The tech handed over a report. "No illegal substances detected. The liquid in the sterile bag is standard organ preservation fluid, and there are no hidden compartments in the cooler. This is a human heart."

Silence fell over the interrogation room.

Edward froze mid-sip before trying to force a look of confidence. "Well, that still doesn't prove he isn't smuggling organs. Who handles a legal organ so suspiciously?"

Nobody answered him.

The interrogator's expression had turned incredibly grim.

He looked at the discolored heart, then back at the lab report. Sweat started breaking out on his forehead.

Meanwhile, I collapsed back into the chair, completely hollowed out.

I stared at the heart on the tray.

30 minutes at room temperature. The preservation fluid was gone. The sterile environment was entirely compromised.

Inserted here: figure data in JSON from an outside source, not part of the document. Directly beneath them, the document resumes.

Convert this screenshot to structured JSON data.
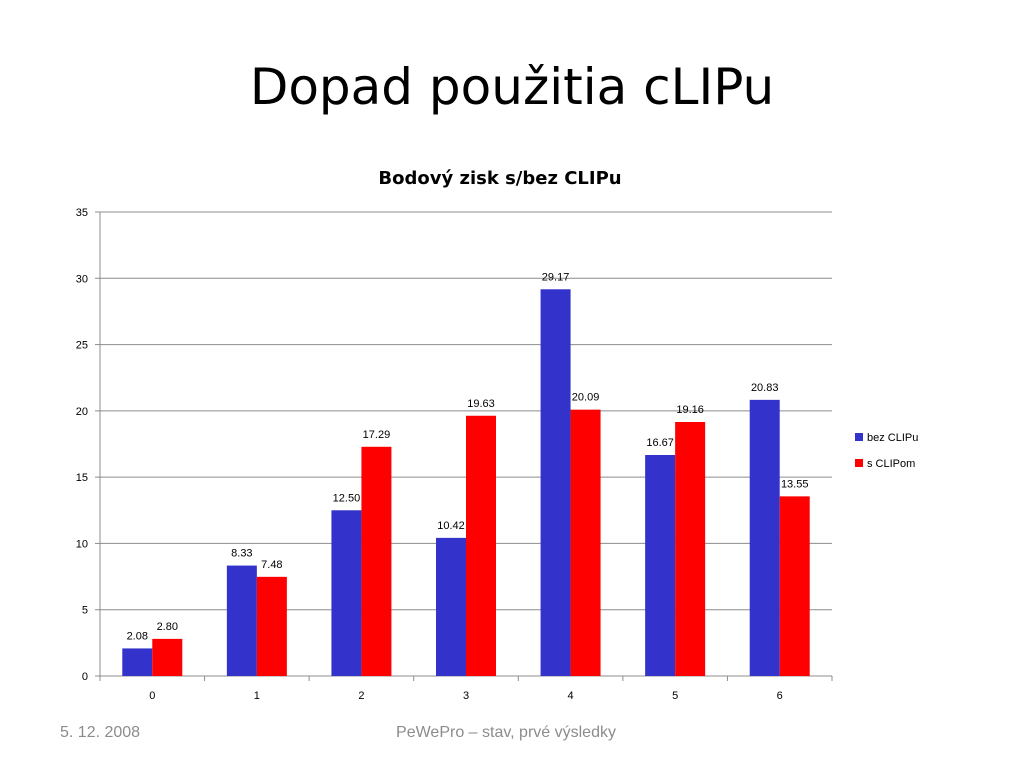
{
  "slide": {
    "title": "Dopad použitia cLIPu"
  },
  "footer": {
    "date": "5. 12. 2008",
    "center_text": "PeWePro – stav, prvé výsledky"
  },
  "chart_data": {
    "type": "bar",
    "title": "Bodový zisk s/bez CLIPu",
    "xlabel": "",
    "ylabel": "",
    "categories": [
      "0",
      "1",
      "2",
      "3",
      "4",
      "5",
      "6"
    ],
    "series": [
      {
        "name": "bez CLIPu",
        "color": "#3333cc",
        "values": [
          2.08,
          8.33,
          12.5,
          10.42,
          29.17,
          16.67,
          20.83
        ],
        "labels": [
          "2.08",
          "8.33",
          "12.50",
          "10.42",
          "29.17",
          "16.67",
          "20.83"
        ]
      },
      {
        "name": "s CLIPom",
        "color": "#ff0000",
        "values": [
          2.8,
          7.48,
          17.29,
          19.63,
          20.09,
          19.16,
          13.55
        ],
        "labels": [
          "2.80",
          "7.48",
          "17.29",
          "19.63",
          "20.09",
          "19.16",
          "13.55"
        ]
      }
    ],
    "ylim": [
      0,
      35
    ],
    "yticks": [
      "0",
      "5",
      "10",
      "15",
      "20",
      "25",
      "30",
      "35"
    ],
    "grid": true,
    "legend": "right"
  }
}
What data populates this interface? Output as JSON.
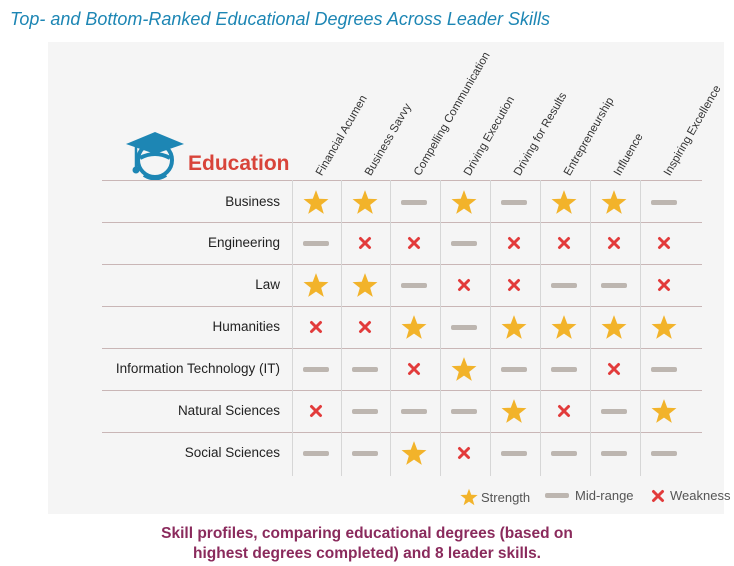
{
  "title": "Top- and Bottom-Ranked Educational Degrees Across Leader Skills",
  "header": {
    "education_label": "Education",
    "icon": "graduation-cap-icon"
  },
  "colors": {
    "strength": "#f2b32a",
    "midrange": "#bdb6b0",
    "weakness": "#e23b3b",
    "title": "#1d86b4",
    "education": "#d8443a",
    "caption": "#8a2a5c"
  },
  "chart_data": {
    "type": "table",
    "columns": [
      "Financial Acumen",
      "Business Savvy",
      "Compelling Communication",
      "Driving Execution",
      "Driving for Results",
      "Entrepreneurship",
      "Influence",
      "Inspiring Excellence"
    ],
    "rows": [
      {
        "label": "Business",
        "values": [
          "strength",
          "strength",
          "mid",
          "strength",
          "mid",
          "strength",
          "strength",
          "mid"
        ]
      },
      {
        "label": "Engineering",
        "values": [
          "mid",
          "weakness",
          "weakness",
          "mid",
          "weakness",
          "weakness",
          "weakness",
          "weakness"
        ]
      },
      {
        "label": "Law",
        "values": [
          "strength",
          "strength",
          "mid",
          "weakness",
          "weakness",
          "mid",
          "mid",
          "weakness"
        ]
      },
      {
        "label": "Humanities",
        "values": [
          "weakness",
          "weakness",
          "strength",
          "mid",
          "strength",
          "strength",
          "strength",
          "strength"
        ]
      },
      {
        "label": "Information Technology (IT)",
        "values": [
          "mid",
          "mid",
          "weakness",
          "strength",
          "mid",
          "mid",
          "weakness",
          "mid"
        ]
      },
      {
        "label": "Natural Sciences",
        "values": [
          "weakness",
          "mid",
          "mid",
          "mid",
          "strength",
          "weakness",
          "mid",
          "strength"
        ]
      },
      {
        "label": "Social Sciences",
        "values": [
          "mid",
          "mid",
          "strength",
          "weakness",
          "mid",
          "mid",
          "mid",
          "mid"
        ]
      }
    ],
    "legend": {
      "strength": "Strength",
      "midrange": "Mid-range",
      "weakness": "Weakness"
    }
  },
  "caption": {
    "line1": "Skill profiles, comparing educational degrees (based on",
    "line2": "highest degrees completed) and 8 leader skills."
  }
}
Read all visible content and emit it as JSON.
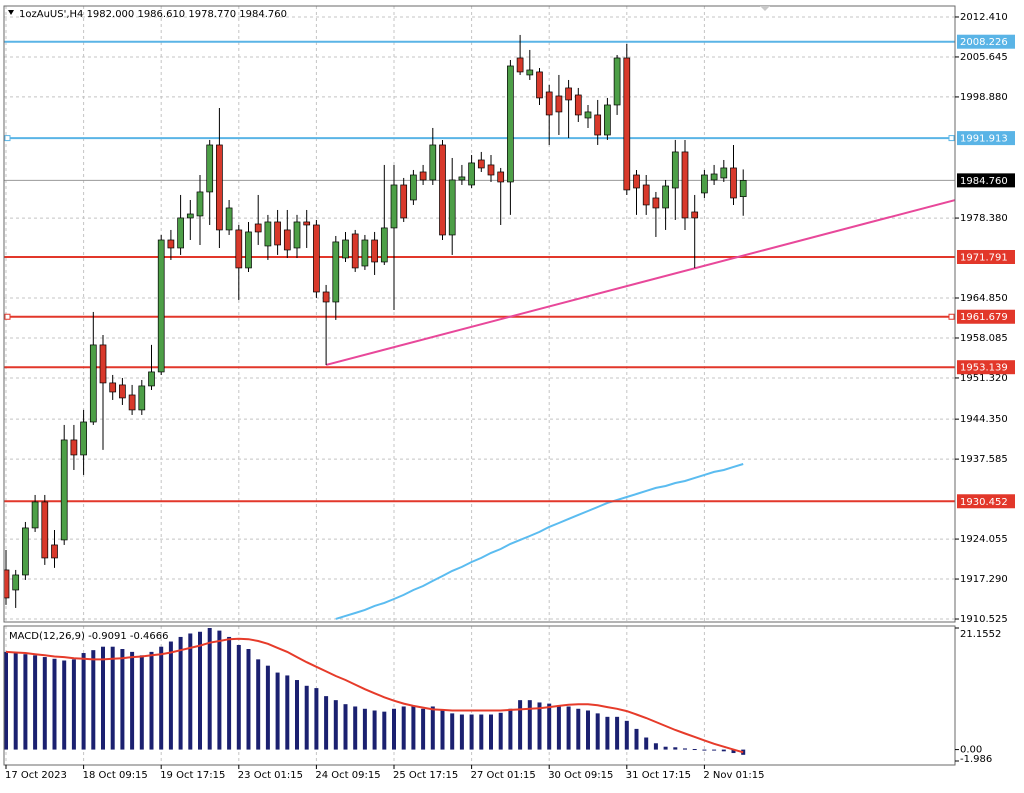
{
  "chart_data": [
    {
      "type": "candlestick",
      "title": "1ozAuUS',H4  1982.000 1986.610 1978.770 1984.760",
      "categories": [
        "17 Oct 2023",
        null,
        null,
        null,
        null,
        null,
        null,
        null,
        "18 Oct 09:15",
        null,
        null,
        null,
        null,
        null,
        null,
        null,
        "19 Oct 17:15",
        null,
        null,
        null,
        null,
        null,
        null,
        null,
        "23 Oct 01:15",
        null,
        null,
        null,
        null,
        null,
        null,
        null,
        "24 Oct 09:15",
        null,
        null,
        null,
        null,
        null,
        null,
        null,
        "25 Oct 17:15",
        null,
        null,
        null,
        null,
        null,
        null,
        null,
        "27 Oct 01:15",
        null,
        null,
        null,
        null,
        null,
        null,
        null,
        "30 Oct 09:15",
        null,
        null,
        null,
        null,
        null,
        null,
        null,
        "31 Oct 17:15",
        null,
        null,
        null,
        null,
        null,
        null,
        null,
        "2 Nov 01:15",
        null,
        null,
        null,
        null
      ],
      "open": [
        1918.83,
        1915.44,
        1917.98,
        1925.94,
        1930.34,
        1923.06,
        1923.91,
        1940.83,
        1938.29,
        1943.87,
        1956.91,
        1950.48,
        1950.14,
        1948.44,
        1945.91,
        1949.97,
        1952.34,
        1974.67,
        1973.32,
        1978.4,
        1978.74,
        1982.8,
        1990.75,
        1976.37,
        1976.37,
        1969.94,
        1977.38,
        1973.66,
        1977.72,
        1976.37,
        1973.32,
        1977.72,
        1977.21,
        1965.87,
        1964.18,
        1971.63,
        1975.69,
        1970.27,
        1974.67,
        1970.95,
        1976.71,
        1983.98,
        1981.44,
        1986.18,
        1984.83,
        1990.75,
        1975.52,
        1984.83,
        1983.98,
        1988.21,
        1987.37,
        1986.18,
        1984.49,
        2005.47,
        2002.6,
        2003.11,
        1999.72,
        1999.04,
        2000.4,
        1999.21,
        1995.32,
        1995.83,
        1992.44,
        1997.52,
        2005.47,
        1985.67,
        1983.98,
        1981.78,
        1980.09,
        1983.47,
        1989.57,
        1979.41,
        1982.63,
        1984.83,
        1985.17,
        1986.86,
        1982.0
      ],
      "high": [
        1922.21,
        1918.83,
        1926.95,
        1931.52,
        1931.52,
        1925.6,
        1943.37,
        1943.37,
        1945.91,
        1962.49,
        1958.6,
        1951.83,
        1951.32,
        1950.14,
        1950.98,
        1956.91,
        1975.52,
        1976.37,
        1982.29,
        1981.44,
        1985.67,
        1991.6,
        1997.01,
        1981.44,
        1977.21,
        1977.72,
        1982.29,
        1978.91,
        1979.75,
        1979.75,
        1978.91,
        1979.75,
        1978.06,
        1967.06,
        1975.35,
        1976.03,
        1976.37,
        1975.52,
        1976.03,
        1987.37,
        1987.37,
        1985.17,
        1986.52,
        1987.37,
        1993.63,
        1991.6,
        1988.55,
        1987.37,
        1989.06,
        1989.57,
        1989.06,
        1986.86,
        2005.14,
        2009.37,
        2006.83,
        2003.78,
        2000.91,
        2002.6,
        2001.75,
        2000.4,
        1997.52,
        1998.37,
        1998.71,
        2005.98,
        2007.84,
        1986.52,
        1985.67,
        1982.8,
        1984.83,
        1991.6,
        1991.6,
        1982.29,
        1986.52,
        1987.37,
        1988.21,
        1990.75,
        1986.61
      ],
      "low": [
        1912.91,
        1912.4,
        1917.14,
        1925.26,
        1919.68,
        1919.17,
        1923.06,
        1935.75,
        1934.91,
        1943.37,
        1939.14,
        1947.6,
        1946.75,
        1945.06,
        1945.06,
        1949.29,
        1951.83,
        1971.29,
        1972.14,
        1974.67,
        1973.83,
        1977.21,
        1973.32,
        1975.52,
        1964.52,
        1969.26,
        1973.83,
        1971.29,
        1972.14,
        1971.63,
        1971.63,
        1973.32,
        1964.86,
        1953.52,
        1961.14,
        1970.95,
        1969.26,
        1969.6,
        1968.75,
        1970.44,
        1962.83,
        1977.72,
        1980.6,
        1983.98,
        1983.98,
        1974.67,
        1972.14,
        1983.98,
        1983.47,
        1986.18,
        1984.49,
        1977.21,
        1978.91,
        2002.6,
        2001.75,
        1997.52,
        1990.75,
        1992.44,
        1991.94,
        1994.64,
        1993.63,
        1990.75,
        1991.6,
        1995.83,
        1982.29,
        1978.91,
        1978.91,
        1975.18,
        1976.37,
        1978.06,
        1976.37,
        1969.94,
        1981.78,
        1983.98,
        1984.49,
        1980.6,
        1978.77
      ],
      "close": [
        1914.09,
        1917.98,
        1925.94,
        1930.34,
        1920.86,
        1920.86,
        1940.83,
        1938.29,
        1943.87,
        1956.91,
        1950.48,
        1948.95,
        1947.94,
        1945.91,
        1949.97,
        1952.34,
        1974.67,
        1973.32,
        1978.4,
        1979.07,
        1982.8,
        1990.75,
        1976.37,
        1980.09,
        1969.94,
        1976.03,
        1976.03,
        1977.72,
        1973.83,
        1972.98,
        1977.72,
        1977.21,
        1965.87,
        1964.18,
        1974.34,
        1974.67,
        1969.94,
        1974.67,
        1970.95,
        1976.71,
        1983.98,
        1978.4,
        1985.67,
        1984.83,
        1990.75,
        1975.52,
        1984.83,
        1985.34,
        1987.71,
        1986.86,
        1985.67,
        1984.49,
        2004.12,
        2003.11,
        2003.44,
        1998.71,
        1995.83,
        1996.34,
        1998.37,
        1995.83,
        1996.34,
        1992.44,
        1997.52,
        2005.47,
        1983.14,
        1983.47,
        1980.6,
        1980.09,
        1983.81,
        1989.57,
        1978.4,
        1978.4,
        1985.67,
        1985.84,
        1986.86,
        1981.78,
        1984.76
      ],
      "up_color": "#4d9f47",
      "down_color": "#d8392b",
      "ylim": [
        1910.02,
        2013.93
      ],
      "yticks": [
        {
          "value": 2012.41,
          "label": "2012.410"
        },
        2005.645,
        {
          "value": 1998.88,
          "label": "1998.880"
        },
        {
          "value": 1978.38,
          "label": "1978.380"
        },
        {
          "value": 1964.85,
          "label": "1964.850"
        },
        1958.085,
        {
          "value": 1951.32,
          "label": "1951.320"
        },
        {
          "value": 1944.35,
          "label": "1944.350"
        },
        1937.585,
        1924.055,
        {
          "value": 1917.29,
          "label": "1917.290"
        },
        1910.525
      ],
      "grid": true,
      "levels": [
        {
          "value": 2008.226,
          "color": "#5ab4e6"
        },
        {
          "value": 1991.913,
          "color": "#5ab4e6",
          "selected": true
        },
        {
          "value": 1971.791,
          "color": "#e2372a"
        },
        {
          "value": 1961.679,
          "color": "#e2372a",
          "selected": true
        },
        {
          "value": 1953.139,
          "color": "#e2372a"
        },
        {
          "value": 1930.452,
          "color": "#e2372a"
        }
      ],
      "last": {
        "value": 1984.76,
        "label": "1984.760"
      },
      "trendline": {
        "color": "#e8489a",
        "ray": true,
        "points": [
          {
            "index": 33,
            "value": 1953.52
          },
          {
            "index": 76,
            "value": 1972.03
          }
        ]
      },
      "ma": {
        "color": "#5bbcf0",
        "values": [
          null,
          null,
          null,
          null,
          null,
          null,
          null,
          null,
          null,
          null,
          null,
          null,
          null,
          null,
          null,
          null,
          null,
          null,
          null,
          null,
          null,
          null,
          null,
          null,
          null,
          null,
          null,
          null,
          null,
          null,
          null,
          null,
          null,
          null,
          1910.54,
          1911.05,
          1911.55,
          1912.06,
          1912.74,
          1913.25,
          1913.92,
          1914.6,
          1915.44,
          1916.12,
          1916.97,
          1917.81,
          1918.66,
          1919.34,
          1920.18,
          1920.86,
          1921.71,
          1922.38,
          1923.23,
          1923.91,
          1924.58,
          1925.26,
          1926.11,
          1926.78,
          1927.46,
          1928.14,
          1928.81,
          1929.49,
          1930.17,
          1930.67,
          1931.18,
          1931.69,
          1932.2,
          1932.71,
          1933.04,
          1933.55,
          1933.89,
          1934.4,
          1934.91,
          1935.42,
          1935.75,
          1936.26,
          1936.76
        ]
      }
    },
    {
      "type": "macd",
      "title": "MACD(12,26,9) -0.9091 -0.4666",
      "values": [
        17.0,
        16.8,
        16.6,
        16.4,
        16.1,
        15.8,
        15.5,
        15.7,
        16.8,
        17.3,
        17.9,
        17.9,
        17.5,
        17.0,
        16.4,
        17.0,
        17.9,
        18.8,
        19.6,
        20.2,
        20.5,
        21.1552,
        20.7,
        19.6,
        18.2,
        17.5,
        15.7,
        14.6,
        13.4,
        12.9,
        12.1,
        11.1,
        10.7,
        9.3,
        8.6,
        7.9,
        7.5,
        7.1,
        6.8,
        6.6,
        7.1,
        7.5,
        7.5,
        7.1,
        7.5,
        6.8,
        6.3,
        6.1,
        6.1,
        6.1,
        6.1,
        6.4,
        7.1,
        8.6,
        8.6,
        8.2,
        8.0,
        7.7,
        7.5,
        7.1,
        6.8,
        6.3,
        5.7,
        5.7,
        5.0,
        3.6,
        2.1,
        1.1,
        0.5,
        0.4,
        0.2,
        0.1,
        0.0,
        -0.1,
        -0.3,
        -0.6,
        -0.9091
      ],
      "color": "#1b2070",
      "signal": [
        17.0,
        16.9,
        16.8,
        16.6,
        16.4,
        16.2,
        16.1,
        15.9,
        15.8,
        15.7,
        15.7,
        15.8,
        15.9,
        16.1,
        16.2,
        16.4,
        16.6,
        16.9,
        17.3,
        17.7,
        18.1,
        18.6,
        18.9,
        19.2,
        19.3,
        19.2,
        18.9,
        18.4,
        17.7,
        17.0,
        16.1,
        15.2,
        14.4,
        13.6,
        12.8,
        12.1,
        11.3,
        10.5,
        9.8,
        9.1,
        8.5,
        8.0,
        7.6,
        7.3,
        7.0,
        6.9,
        6.8,
        6.8,
        6.8,
        6.8,
        6.8,
        6.8,
        6.9,
        7.0,
        7.1,
        7.2,
        7.4,
        7.6,
        7.8,
        7.9,
        7.9,
        7.7,
        7.4,
        7.1,
        6.7,
        6.1,
        5.5,
        4.8,
        4.1,
        3.4,
        2.8,
        2.2,
        1.6,
        1.0,
        0.5,
        0.0,
        -0.4666
      ],
      "signal_color": "#e63b2a",
      "ylim": [
        -1.986,
        21.1552
      ],
      "yticks": [
        21.1552,
        {
          "value": 0,
          "label": "0.00"
        },
        -1.986
      ]
    }
  ]
}
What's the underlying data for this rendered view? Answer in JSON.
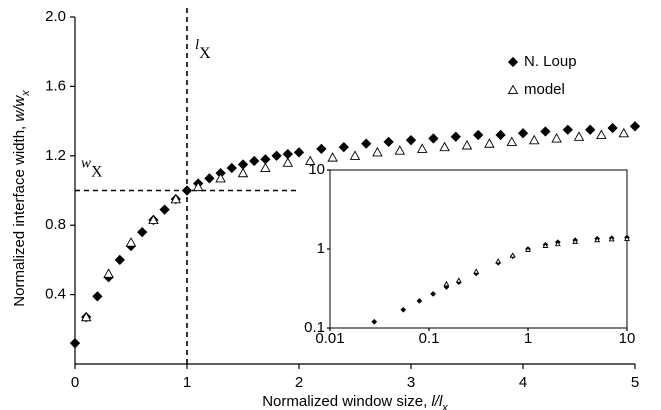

It was over. The heart was completely ruined.

My mouth hung open, but not a single sound came out. Tears just poured down my face.

400 miles away, a 72-year-old man was lying on an operating table with his chest wide open, waiting for this heart to save his life.

Now, he would never get it.

The digital clock on the wall read 11:47 am.

The train had left 40 minutes ago. Even if the heart hadn't been ruined, it was too late.

I leaned against the wall of the interrogation room, my body shaking uncontrollably.

The phone in my pocket vibrated nonstop.

The interrogator glanced at me but didn't stop me.

I pulled it out and saw that the screen was flooded with missed calls. 23 from Lythoria Hospital, 11 from Carissa, and six from the head nurse from my department.

There was also a never-ending string of WhatsApp notifications.

Before I could even look at them, another call flashed on the screen. The caller ID read, "Lythoria Hospital ICU, Dr. Oscar Hooper."

With trembling hands, I answered it and hit speakerphone. "Dr. Randall! Where is the heart? Where the hell is it?"